Texture Analysis Based on Vascular Ultrasound to Identify the Vulnerable Carotid Plaques

Abstract

Vulnerable carotid plaques are closely related to the occurrence of ischemic stroke. Therefore, accurate and rapid identification of the nature of carotid plaques is essential. This study aimed to determine whether texture analysis based on a vascular ultrasound can be applied to identify vulnerable plaques. Data from a total of 150 patients diagnosed with atherosclerotic plaque (AP) by carotid ultrasound (CDU) and high-resolution magnetic resonance imaging (HRMRI) were collected. HRMRI is the in vivo reference to assess the nature of AP. MaZda software was used to delineate the region of interest and extract 303 texture features from ultrasonic images of plaques. Following regression analysis using the least absolute shrinkage and selection operator (LASSO) algorithm, the overall cohort was randomized 7:3 into the training (n = 105) and testing (n = 45) sets. In the training set, the conventional ultrasound model, the texture feature model, and the conventional ultrasound-texture feature combined model were constructed. The testing set was used to validate the model’s effectiveness by calculating the area under the curve (AUC), accuracy, sensitivity, and specificity.

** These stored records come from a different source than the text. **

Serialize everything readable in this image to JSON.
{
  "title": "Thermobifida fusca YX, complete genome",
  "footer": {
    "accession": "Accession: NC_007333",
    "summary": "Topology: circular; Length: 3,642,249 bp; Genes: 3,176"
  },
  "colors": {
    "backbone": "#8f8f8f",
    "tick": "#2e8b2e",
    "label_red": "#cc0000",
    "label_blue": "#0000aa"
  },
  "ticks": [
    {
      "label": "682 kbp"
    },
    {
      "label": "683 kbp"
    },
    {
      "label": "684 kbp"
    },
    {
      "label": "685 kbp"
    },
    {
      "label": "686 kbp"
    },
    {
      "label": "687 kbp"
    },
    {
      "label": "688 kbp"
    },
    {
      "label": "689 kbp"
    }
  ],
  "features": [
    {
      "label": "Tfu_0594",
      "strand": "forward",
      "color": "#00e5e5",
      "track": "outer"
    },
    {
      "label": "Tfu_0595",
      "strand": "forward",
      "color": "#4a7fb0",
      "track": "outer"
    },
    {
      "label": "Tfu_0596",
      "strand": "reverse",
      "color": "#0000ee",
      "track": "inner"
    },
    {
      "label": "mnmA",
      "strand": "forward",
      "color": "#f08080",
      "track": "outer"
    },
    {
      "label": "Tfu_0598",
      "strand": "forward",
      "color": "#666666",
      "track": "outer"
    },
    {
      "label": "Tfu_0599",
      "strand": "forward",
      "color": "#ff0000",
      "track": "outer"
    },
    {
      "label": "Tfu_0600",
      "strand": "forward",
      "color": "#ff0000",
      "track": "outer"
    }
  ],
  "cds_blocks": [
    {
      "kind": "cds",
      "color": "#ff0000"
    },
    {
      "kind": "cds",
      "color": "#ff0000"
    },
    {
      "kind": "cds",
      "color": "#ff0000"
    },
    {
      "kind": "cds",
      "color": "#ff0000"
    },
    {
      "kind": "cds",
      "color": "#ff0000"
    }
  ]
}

Based on the combined model, a nomogram risk prediction model was established, and the consistency index (C-index) and the calibration curve were obtained. In the training and testing sets, the AUC of the prediction performance of the conventional ultrasonic-texture feature combined model was higher than that of the conventional ultrasonic model and the texture feature model. In the training set, the AUC of the combined model was 0.88, while in the testing set, AUC was 0.87. In addition, the C-index results were also favorable (0.89 in the training set and 0.84 in the testing set). Furthermore, the calibration curve was close to the ideal curve, indicating the accuracy of the nomogram. This study proves the performance of vascular ultrasound-based texture analysis in identifying the vulnerable carotid plaques. Texture feature extraction combined with CDU sonogram features can accurately predict the vulnerability of AP.